🤖 AI Summary
This study systematically investigates the emotional consistency and semantic coherence of LLM-generated text in social media contexts—specifically climate-related discourse on Twitter and Reddit—comparing Gemma and Llama models. We propose the first dual-dimensional “affective–semantic” evaluation framework tailored to social text, integrating VADER and Ekman-based emotion analysis, BERTScore for semantic similarity, and cross-platform statistical testing. Our findings reveal three previously undocumented phenomena: (1) pervasive attenuation of emotional intensity, (2) a systematic positive sentiment bias, and (3) model-specific affective modeling disparities—Llama yields more balanced emotion distributions, whereas Gemma amplifies anger while reinforcing optimism. Both models achieve high semantic coherence but exhibit weak task adaptability: emotional preservation and response quality in reply generation significantly underperform those in continuation tasks.
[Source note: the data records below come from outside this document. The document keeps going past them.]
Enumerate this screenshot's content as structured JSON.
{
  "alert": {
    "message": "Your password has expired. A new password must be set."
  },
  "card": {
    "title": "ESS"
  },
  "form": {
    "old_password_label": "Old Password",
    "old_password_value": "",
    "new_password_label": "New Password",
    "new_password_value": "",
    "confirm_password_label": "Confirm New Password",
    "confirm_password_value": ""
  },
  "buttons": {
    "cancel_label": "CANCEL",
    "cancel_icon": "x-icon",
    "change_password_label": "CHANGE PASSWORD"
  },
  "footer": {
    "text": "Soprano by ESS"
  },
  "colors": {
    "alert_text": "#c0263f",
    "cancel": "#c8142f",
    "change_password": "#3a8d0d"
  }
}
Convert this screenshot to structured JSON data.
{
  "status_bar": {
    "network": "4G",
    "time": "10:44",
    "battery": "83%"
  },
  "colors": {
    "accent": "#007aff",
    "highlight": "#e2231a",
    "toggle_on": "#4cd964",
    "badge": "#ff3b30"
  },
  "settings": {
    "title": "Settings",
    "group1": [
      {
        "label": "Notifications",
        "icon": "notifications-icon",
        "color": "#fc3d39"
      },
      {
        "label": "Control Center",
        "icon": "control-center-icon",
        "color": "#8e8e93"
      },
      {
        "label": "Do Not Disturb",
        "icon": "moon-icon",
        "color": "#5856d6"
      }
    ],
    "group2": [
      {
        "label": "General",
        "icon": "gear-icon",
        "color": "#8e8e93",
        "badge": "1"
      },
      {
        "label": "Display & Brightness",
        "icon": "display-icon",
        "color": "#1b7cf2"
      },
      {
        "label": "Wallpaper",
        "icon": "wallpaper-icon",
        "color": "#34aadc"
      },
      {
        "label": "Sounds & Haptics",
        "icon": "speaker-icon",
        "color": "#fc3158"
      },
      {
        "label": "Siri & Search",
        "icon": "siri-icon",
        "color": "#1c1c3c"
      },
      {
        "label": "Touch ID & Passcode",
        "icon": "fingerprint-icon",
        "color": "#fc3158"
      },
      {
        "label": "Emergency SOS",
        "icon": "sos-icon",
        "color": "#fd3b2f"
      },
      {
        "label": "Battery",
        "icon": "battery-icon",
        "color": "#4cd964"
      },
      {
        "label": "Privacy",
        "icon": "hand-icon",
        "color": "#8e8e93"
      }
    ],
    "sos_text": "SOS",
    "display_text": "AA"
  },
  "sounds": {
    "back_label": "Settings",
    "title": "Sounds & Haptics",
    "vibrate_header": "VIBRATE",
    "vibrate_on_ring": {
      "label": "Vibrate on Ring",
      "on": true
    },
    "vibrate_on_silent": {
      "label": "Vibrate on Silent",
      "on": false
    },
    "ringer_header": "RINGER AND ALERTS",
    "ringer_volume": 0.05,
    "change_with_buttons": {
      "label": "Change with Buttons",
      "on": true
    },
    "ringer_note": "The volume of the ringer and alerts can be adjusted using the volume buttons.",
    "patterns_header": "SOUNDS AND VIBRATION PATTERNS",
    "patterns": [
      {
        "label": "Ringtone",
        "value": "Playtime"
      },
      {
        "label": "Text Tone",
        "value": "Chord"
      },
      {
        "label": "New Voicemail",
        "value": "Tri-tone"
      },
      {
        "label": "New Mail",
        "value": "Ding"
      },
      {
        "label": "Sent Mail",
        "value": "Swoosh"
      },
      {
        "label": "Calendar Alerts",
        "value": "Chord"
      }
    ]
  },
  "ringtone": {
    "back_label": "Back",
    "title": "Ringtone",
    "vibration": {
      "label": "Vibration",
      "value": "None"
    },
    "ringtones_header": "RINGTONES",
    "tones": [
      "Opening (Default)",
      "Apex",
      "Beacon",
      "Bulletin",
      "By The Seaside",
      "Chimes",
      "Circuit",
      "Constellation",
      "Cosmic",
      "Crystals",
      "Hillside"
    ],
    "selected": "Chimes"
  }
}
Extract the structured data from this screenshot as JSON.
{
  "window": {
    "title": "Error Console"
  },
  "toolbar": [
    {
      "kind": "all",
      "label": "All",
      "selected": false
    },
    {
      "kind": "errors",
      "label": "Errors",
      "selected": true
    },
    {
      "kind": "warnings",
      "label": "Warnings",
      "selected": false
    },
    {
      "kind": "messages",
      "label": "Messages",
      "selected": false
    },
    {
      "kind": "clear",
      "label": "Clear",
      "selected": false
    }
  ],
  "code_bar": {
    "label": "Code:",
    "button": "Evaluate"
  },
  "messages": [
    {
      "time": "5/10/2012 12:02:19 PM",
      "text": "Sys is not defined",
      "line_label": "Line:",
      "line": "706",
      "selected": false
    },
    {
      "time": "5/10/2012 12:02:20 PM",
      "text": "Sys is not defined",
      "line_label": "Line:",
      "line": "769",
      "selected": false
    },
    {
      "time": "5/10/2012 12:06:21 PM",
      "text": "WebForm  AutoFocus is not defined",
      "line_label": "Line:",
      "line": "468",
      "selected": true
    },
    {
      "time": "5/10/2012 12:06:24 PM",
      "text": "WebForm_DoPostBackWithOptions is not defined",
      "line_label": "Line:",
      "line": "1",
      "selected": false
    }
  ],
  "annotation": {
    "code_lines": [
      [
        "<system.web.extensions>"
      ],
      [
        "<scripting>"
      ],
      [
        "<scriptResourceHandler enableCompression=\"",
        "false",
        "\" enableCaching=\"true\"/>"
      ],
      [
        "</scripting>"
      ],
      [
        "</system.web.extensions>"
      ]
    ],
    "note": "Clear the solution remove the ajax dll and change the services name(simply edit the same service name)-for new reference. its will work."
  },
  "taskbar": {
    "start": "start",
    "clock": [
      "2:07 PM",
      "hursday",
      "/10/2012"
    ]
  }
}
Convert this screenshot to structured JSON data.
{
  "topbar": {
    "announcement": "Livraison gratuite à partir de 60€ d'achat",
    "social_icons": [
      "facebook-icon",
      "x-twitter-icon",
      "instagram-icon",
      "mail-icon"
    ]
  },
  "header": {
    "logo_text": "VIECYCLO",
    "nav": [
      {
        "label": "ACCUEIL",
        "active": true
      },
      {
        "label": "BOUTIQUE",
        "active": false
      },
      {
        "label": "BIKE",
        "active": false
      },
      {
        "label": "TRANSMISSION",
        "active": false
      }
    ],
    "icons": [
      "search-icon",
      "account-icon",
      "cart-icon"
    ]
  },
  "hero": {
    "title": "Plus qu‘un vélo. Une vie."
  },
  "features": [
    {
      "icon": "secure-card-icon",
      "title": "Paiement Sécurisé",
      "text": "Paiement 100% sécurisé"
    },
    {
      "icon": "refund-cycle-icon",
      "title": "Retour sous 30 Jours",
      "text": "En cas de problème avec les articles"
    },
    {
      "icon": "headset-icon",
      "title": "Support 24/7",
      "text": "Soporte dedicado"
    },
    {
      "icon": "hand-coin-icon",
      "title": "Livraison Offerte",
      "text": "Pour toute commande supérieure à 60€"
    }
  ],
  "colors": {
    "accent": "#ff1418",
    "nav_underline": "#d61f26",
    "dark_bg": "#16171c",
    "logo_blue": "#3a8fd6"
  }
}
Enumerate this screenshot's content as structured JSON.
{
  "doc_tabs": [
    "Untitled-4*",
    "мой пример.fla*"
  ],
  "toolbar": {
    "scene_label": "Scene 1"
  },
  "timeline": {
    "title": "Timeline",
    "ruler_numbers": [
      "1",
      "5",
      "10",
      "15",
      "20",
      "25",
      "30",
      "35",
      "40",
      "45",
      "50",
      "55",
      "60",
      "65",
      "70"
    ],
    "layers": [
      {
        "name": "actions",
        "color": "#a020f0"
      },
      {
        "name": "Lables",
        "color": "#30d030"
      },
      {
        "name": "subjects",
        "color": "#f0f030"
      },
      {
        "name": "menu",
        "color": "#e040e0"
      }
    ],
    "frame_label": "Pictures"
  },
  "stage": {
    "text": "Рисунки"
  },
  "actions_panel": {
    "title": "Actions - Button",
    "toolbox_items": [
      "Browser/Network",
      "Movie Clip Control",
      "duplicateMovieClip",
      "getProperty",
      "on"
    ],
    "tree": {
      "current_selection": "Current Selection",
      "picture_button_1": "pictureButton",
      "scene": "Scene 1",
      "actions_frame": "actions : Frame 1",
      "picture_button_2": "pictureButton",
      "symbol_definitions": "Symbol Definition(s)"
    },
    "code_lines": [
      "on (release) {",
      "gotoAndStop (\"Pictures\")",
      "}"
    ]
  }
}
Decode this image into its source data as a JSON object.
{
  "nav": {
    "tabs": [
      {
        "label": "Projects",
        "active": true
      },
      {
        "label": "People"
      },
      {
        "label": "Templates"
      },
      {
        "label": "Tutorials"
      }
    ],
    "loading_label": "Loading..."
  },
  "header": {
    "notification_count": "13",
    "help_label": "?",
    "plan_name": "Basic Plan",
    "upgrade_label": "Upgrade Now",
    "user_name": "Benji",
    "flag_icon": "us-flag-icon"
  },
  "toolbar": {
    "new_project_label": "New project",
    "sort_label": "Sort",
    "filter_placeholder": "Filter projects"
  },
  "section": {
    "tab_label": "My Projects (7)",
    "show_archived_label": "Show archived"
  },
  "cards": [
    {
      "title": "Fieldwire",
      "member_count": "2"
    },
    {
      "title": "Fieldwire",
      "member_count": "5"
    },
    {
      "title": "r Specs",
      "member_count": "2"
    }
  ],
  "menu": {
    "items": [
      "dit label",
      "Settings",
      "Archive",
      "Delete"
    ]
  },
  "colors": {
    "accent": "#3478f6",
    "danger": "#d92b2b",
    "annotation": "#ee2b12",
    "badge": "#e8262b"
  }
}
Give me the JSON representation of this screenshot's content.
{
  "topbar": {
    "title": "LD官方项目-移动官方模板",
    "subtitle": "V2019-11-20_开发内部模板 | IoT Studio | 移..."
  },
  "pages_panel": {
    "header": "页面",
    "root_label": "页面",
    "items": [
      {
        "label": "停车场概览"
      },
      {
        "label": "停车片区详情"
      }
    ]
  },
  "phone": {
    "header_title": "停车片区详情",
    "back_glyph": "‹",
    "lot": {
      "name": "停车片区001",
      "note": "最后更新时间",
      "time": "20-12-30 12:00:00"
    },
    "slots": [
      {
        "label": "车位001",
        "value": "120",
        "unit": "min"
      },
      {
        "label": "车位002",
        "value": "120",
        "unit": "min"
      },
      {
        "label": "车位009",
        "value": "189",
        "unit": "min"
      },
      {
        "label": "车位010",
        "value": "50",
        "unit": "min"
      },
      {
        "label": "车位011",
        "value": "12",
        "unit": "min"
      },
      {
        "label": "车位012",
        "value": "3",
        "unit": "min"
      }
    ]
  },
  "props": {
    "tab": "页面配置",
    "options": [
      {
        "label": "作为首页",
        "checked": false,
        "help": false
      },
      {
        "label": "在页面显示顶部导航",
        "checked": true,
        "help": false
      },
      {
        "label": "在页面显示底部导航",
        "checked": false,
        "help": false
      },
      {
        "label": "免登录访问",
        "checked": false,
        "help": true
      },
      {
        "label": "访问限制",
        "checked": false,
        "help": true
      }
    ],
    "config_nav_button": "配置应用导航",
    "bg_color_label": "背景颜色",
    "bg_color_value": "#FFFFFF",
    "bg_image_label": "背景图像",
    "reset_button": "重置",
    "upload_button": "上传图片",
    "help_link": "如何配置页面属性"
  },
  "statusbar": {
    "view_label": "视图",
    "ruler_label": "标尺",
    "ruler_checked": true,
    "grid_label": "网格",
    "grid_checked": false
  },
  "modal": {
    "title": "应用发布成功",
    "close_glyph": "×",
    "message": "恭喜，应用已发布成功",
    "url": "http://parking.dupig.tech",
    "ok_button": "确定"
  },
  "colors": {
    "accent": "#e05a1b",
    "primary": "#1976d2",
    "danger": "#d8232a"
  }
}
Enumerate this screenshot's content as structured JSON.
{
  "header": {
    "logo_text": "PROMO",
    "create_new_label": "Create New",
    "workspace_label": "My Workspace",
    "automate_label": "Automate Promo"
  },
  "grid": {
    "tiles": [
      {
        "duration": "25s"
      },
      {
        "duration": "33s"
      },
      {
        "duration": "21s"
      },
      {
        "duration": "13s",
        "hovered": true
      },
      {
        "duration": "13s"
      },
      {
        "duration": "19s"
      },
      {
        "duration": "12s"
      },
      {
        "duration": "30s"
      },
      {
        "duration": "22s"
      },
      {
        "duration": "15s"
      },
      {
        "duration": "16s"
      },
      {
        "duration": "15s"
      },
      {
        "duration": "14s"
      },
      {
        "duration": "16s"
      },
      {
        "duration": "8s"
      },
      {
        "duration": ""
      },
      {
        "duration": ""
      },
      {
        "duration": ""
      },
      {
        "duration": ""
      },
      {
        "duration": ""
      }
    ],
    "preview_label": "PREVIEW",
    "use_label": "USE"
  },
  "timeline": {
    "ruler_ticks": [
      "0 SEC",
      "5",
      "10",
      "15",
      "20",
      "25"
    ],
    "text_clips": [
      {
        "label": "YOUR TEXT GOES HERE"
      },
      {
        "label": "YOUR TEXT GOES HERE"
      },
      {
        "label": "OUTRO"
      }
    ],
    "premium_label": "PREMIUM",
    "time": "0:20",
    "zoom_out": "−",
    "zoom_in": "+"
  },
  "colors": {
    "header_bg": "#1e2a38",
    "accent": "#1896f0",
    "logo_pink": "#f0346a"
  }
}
These results establish a novel paradigm for trustworthy LLM evaluation and affective alignment in social media contexts.
📝 Abstract
Large Language Models (LLMs) demonstrate remarkable capabilities in text generation, yet their emotional consistency and semantic coherence in social media contexts remain insufficiently understood. This study investigates how LLMs handle emotional content and maintain semantic relationships through continuation and response tasks using two open-source models: Gemma and Llama. By analyzing climate change discussions from Twitter and Reddit, we examine emotional transitions, intensity patterns, and semantic similarity between human-authored and LLM-generated content. Our findings reveal that while both models maintain high semantic coherence, they exhibit distinct emotional patterns: Gemma shows a tendency toward negative emotion amplification, particularly anger, while maintaining certain positive emotions like optimism. Llama demonstrates superior emotional preservation across a broader spectrum of affects. Both models systematically generate responses with attenuated emotional intensity compared to human-authored content and show a bias toward positive emotions in response tasks. Additionally, both models maintain strong semantic similarity with original texts, though performance varies between continuation and response tasks. These findings provide insights into LLMs' emotional and semantic processing capabilities, with implications for their deployment in social media contexts and human-AI interaction design.